Most farmers don't have conveniently located fields that make it easy to go out and tackle problems. Often, they are tens or even hundreds of miles away. The tension of tending to land on one end of the state versus the other becomes a game of chance with their livelihoods.
Satellite imagery isn't uncommon in the agriculture industry, but it is expensive and infrequent.
At Climate, my product team set out to change that. As the lead designer, I deepened our knowledge of farmers through a series of ethnographic research studies.
With this knowledge we defined the solution:
“Field Health provides farmers targeted sub-field and field insights and imagery that drive the ability to take actions. ”
IDEA GENERATION
Embedded in the agile process, I hosted bi-monthly Design Jams where Engineers, PMs, QAs, BAs, and Scientists explored their ideas for the product.
Each Design Jam had a focal point using a 'How might we...' statement.
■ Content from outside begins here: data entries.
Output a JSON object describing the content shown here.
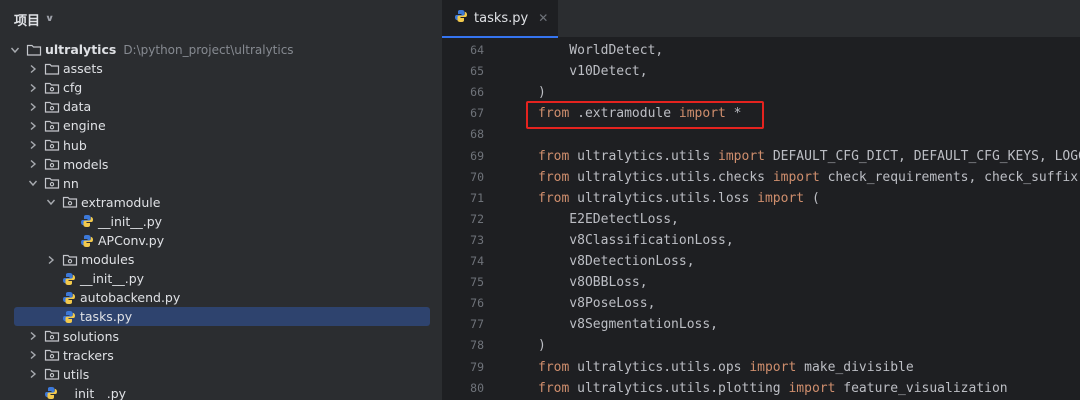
{
  "project_panel": {
    "title": "项目",
    "tree": [
      {
        "label": "ultralytics",
        "hint": "D:\\python_project\\ultralytics",
        "kind": "folder",
        "expanded": true,
        "bold": true
      },
      {
        "label": "assets",
        "kind": "folder",
        "expanded": false
      },
      {
        "label": "cfg",
        "kind": "package",
        "expanded": false
      },
      {
        "label": "data",
        "kind": "package",
        "expanded": false
      },
      {
        "label": "engine",
        "kind": "package",
        "expanded": false
      },
      {
        "label": "hub",
        "kind": "package",
        "expanded": false
      },
      {
        "label": "models",
        "kind": "package",
        "expanded": false
      },
      {
        "label": "nn",
        "kind": "package",
        "expanded": true
      },
      {
        "label": "extramodule",
        "kind": "package",
        "expanded": true
      },
      {
        "label": "__init__.py",
        "kind": "python"
      },
      {
        "label": "APConv.py",
        "kind": "python"
      },
      {
        "label": "modules",
        "kind": "package",
        "expanded": false
      },
      {
        "label": "__init__.py",
        "kind": "python"
      },
      {
        "label": "autobackend.py",
        "kind": "python"
      },
      {
        "label": "tasks.py",
        "kind": "python",
        "selected": true
      },
      {
        "label": "solutions",
        "kind": "package",
        "expanded": false
      },
      {
        "label": "trackers",
        "kind": "package",
        "expanded": false
      },
      {
        "label": "utils",
        "kind": "package",
        "expanded": false
      },
      {
        "label": "__init__.py",
        "kind": "python"
      }
    ]
  },
  "editor": {
    "tab_label": "tasks.py",
    "lines": [
      {
        "num": "64",
        "text": "    WorldDetect,"
      },
      {
        "num": "65",
        "text": "    v10Detect,"
      },
      {
        "num": "66",
        "text": ")"
      },
      {
        "num": "67",
        "text": "from .extramodule import *"
      },
      {
        "num": "68",
        "text": ""
      },
      {
        "num": "69",
        "text": "from ultralytics.utils import DEFAULT_CFG_DICT, DEFAULT_CFG_KEYS, LOGGE"
      },
      {
        "num": "70",
        "text": "from ultralytics.utils.checks import check_requirements, check_suffix,"
      },
      {
        "num": "71",
        "text": "from ultralytics.utils.loss import ("
      },
      {
        "num": "72",
        "text": "    E2EDetectLoss,"
      },
      {
        "num": "73",
        "text": "    v8ClassificationLoss,"
      },
      {
        "num": "74",
        "text": "    v8DetectionLoss,"
      },
      {
        "num": "75",
        "text": "    v8OBBLoss,"
      },
      {
        "num": "76",
        "text": "    v8PoseLoss,"
      },
      {
        "num": "77",
        "text": "    v8SegmentationLoss,"
      },
      {
        "num": "78",
        "text": ")"
      },
      {
        "num": "79",
        "text": "from ultralytics.utils.ops import make_divisible"
      },
      {
        "num": "80",
        "text": "from ultralytics.utils.plotting import feature_visualization"
      }
    ]
  },
  "colors": {
    "keyword": "#cf8e6d",
    "text": "#bcbec4",
    "highlight_box": "#e5231f",
    "selection": "#2e436e"
  }
}
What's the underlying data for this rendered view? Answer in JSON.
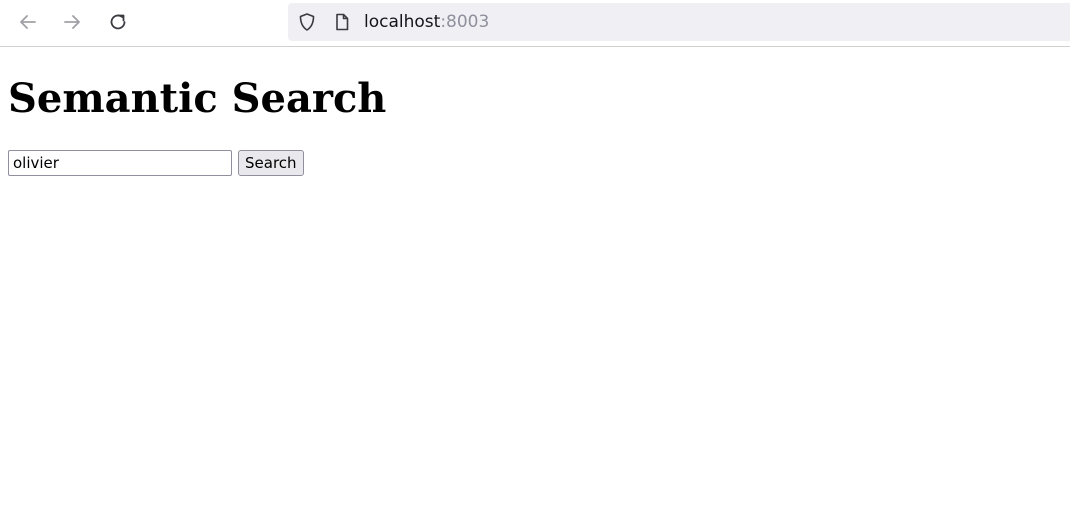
{
  "browser": {
    "url_host": "localhost",
    "url_port": ":8003",
    "icons": {
      "back": "arrow-left-icon",
      "forward": "arrow-right-icon",
      "reload": "reload-icon",
      "shield": "shield-icon",
      "page": "page-icon"
    }
  },
  "page": {
    "title": "Semantic Search",
    "search": {
      "value": "olivier",
      "button_label": "Search"
    }
  }
}
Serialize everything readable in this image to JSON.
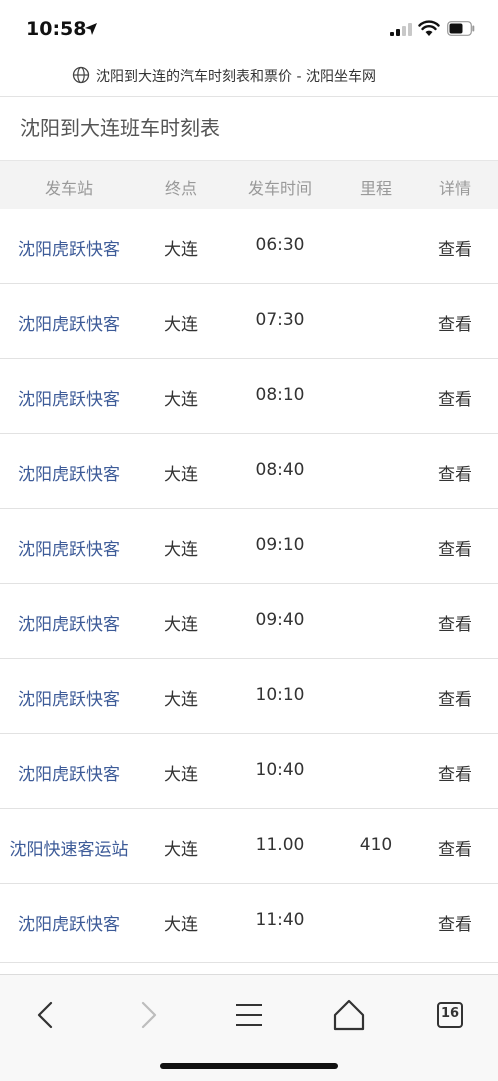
{
  "status_bar": {
    "time": "10:58"
  },
  "browser": {
    "url_title": "沈阳到大连的汽车时刻表和票价 - 沈阳坐车网",
    "tab_count": "16"
  },
  "page": {
    "title": "沈阳到大连班车时刻表"
  },
  "table": {
    "headers": [
      "发车站",
      "终点",
      "发车时间",
      "里程",
      "详情"
    ],
    "rows": [
      {
        "station": "沈阳虎跃快客",
        "dest": "大连",
        "time": "06:30",
        "distance": "",
        "detail": "查看"
      },
      {
        "station": "沈阳虎跃快客",
        "dest": "大连",
        "time": "07:30",
        "distance": "",
        "detail": "查看"
      },
      {
        "station": "沈阳虎跃快客",
        "dest": "大连",
        "time": "08:10",
        "distance": "",
        "detail": "查看"
      },
      {
        "station": "沈阳虎跃快客",
        "dest": "大连",
        "time": "08:40",
        "distance": "",
        "detail": "查看"
      },
      {
        "station": "沈阳虎跃快客",
        "dest": "大连",
        "time": "09:10",
        "distance": "",
        "detail": "查看"
      },
      {
        "station": "沈阳虎跃快客",
        "dest": "大连",
        "time": "09:40",
        "distance": "",
        "detail": "查看"
      },
      {
        "station": "沈阳虎跃快客",
        "dest": "大连",
        "time": "10:10",
        "distance": "",
        "detail": "查看"
      },
      {
        "station": "沈阳虎跃快客",
        "dest": "大连",
        "time": "10:40",
        "distance": "",
        "detail": "查看"
      },
      {
        "station": "沈阳快速客运站",
        "dest": "大连",
        "time": "11.00",
        "distance": "410",
        "detail": "查看"
      },
      {
        "station": "沈阳虎跃快客",
        "dest": "大连",
        "time": "11:40",
        "distance": "",
        "detail": "查看"
      }
    ]
  },
  "toolbar": {
    "icons": [
      "back-chevron",
      "forward-chevron",
      "menu-hamburger",
      "home",
      "tabs"
    ]
  },
  "colors": {
    "link": "#3d5b98",
    "header_bg": "#f3f3f3",
    "header_text": "#999999"
  }
}
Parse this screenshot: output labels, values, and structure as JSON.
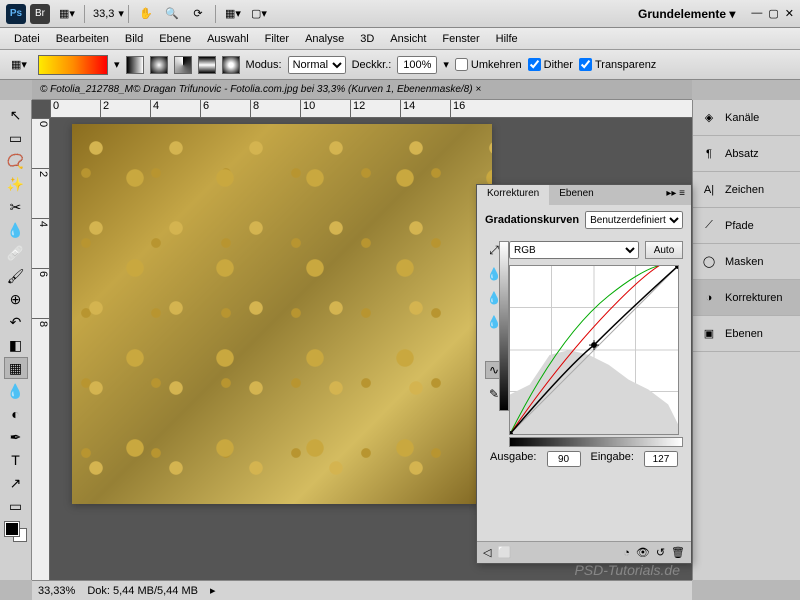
{
  "topbar": {
    "zoom": "33,3",
    "workspace": "Grundelemente ▾"
  },
  "menu": {
    "items": [
      "Datei",
      "Bearbeiten",
      "Bild",
      "Ebene",
      "Auswahl",
      "Filter",
      "Analyse",
      "3D",
      "Ansicht",
      "Fenster",
      "Hilfe"
    ]
  },
  "options": {
    "modus_label": "Modus:",
    "modus_value": "Normal",
    "deckk_label": "Deckkr.:",
    "deckk_value": "100%",
    "umkehren": "Umkehren",
    "dither": "Dither",
    "transparenz": "Transparenz"
  },
  "doc": {
    "title": "© Fotolia_212788_M© Dragan Trifunovic - Fotolia.com.jpg bei 33,3% (Kurven 1, Ebenenmaske/8) ×"
  },
  "ruler_h": [
    "0",
    "2",
    "4",
    "6",
    "8",
    "10",
    "12",
    "14",
    "16"
  ],
  "ruler_v": [
    "0",
    "2",
    "4",
    "6",
    "8"
  ],
  "panels": {
    "items": [
      {
        "label": "Kanäle"
      },
      {
        "label": "Absatz"
      },
      {
        "label": "Zeichen"
      },
      {
        "label": "Pfade"
      },
      {
        "label": "Masken"
      },
      {
        "label": "Korrekturen"
      },
      {
        "label": "Ebenen"
      }
    ]
  },
  "curves": {
    "tab1": "Korrekturen",
    "tab2": "Ebenen",
    "title": "Gradationskurven",
    "preset": "Benutzerdefiniert",
    "channel": "RGB",
    "auto": "Auto",
    "output_label": "Ausgabe:",
    "output_value": "90",
    "input_label": "Eingabe:",
    "input_value": "127"
  },
  "status": {
    "zoom": "33,33%",
    "doc": "Dok: 5,44 MB/5,44 MB"
  },
  "watermark": "PSD-Tutorials.de"
}
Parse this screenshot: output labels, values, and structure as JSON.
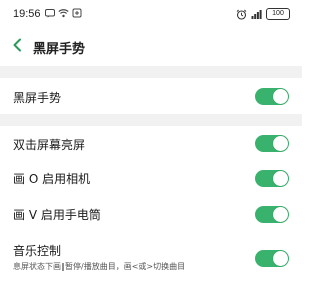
{
  "status_bar": {
    "time": "19:56",
    "battery": "100"
  },
  "header": {
    "title": "黑屏手势"
  },
  "settings": [
    {
      "label": "黑屏手势",
      "enabled": true
    },
    {
      "label": "双击屏幕亮屏",
      "enabled": true
    },
    {
      "label": "画 O 启用相机",
      "enabled": true
    },
    {
      "label": "画 V 启用手电筒",
      "enabled": true
    },
    {
      "label": "音乐控制",
      "sublabel": "息屏状态下画‖暂停/播放曲目，画<或>切换曲目",
      "enabled": true
    }
  ],
  "colors": {
    "toggle_on": "#39b26d",
    "accent": "#2b9a5b",
    "band": "#f1f1f1"
  }
}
Generated ideas were discussed, iterated, and evaluated to drive the design of Field Health Advisor.
ITERATION & TESTING
Defining image quality and frequency was a concern for our team. We wanted to make sure we provided the right imagery and data at the right time.
We used prototypes to test out different qualities of imagery as well as the tools interaction design.
We found that farmers needed the ability to normalize and rank the problem areas across their fields. This would allow them to determine which field needed more attention than the next. To support this, I implemented a view all version of Field Health Imagery coupled with notification when any of the fields hit a predefined threshold.
THE RESULT
Now that Field Health is implemented, I've heard great feedback from farmers. They can better identify problem areas within an individual field as well as compare that across their entire operation.
I'm happy to have removed at least a little stress in these farmer's lives.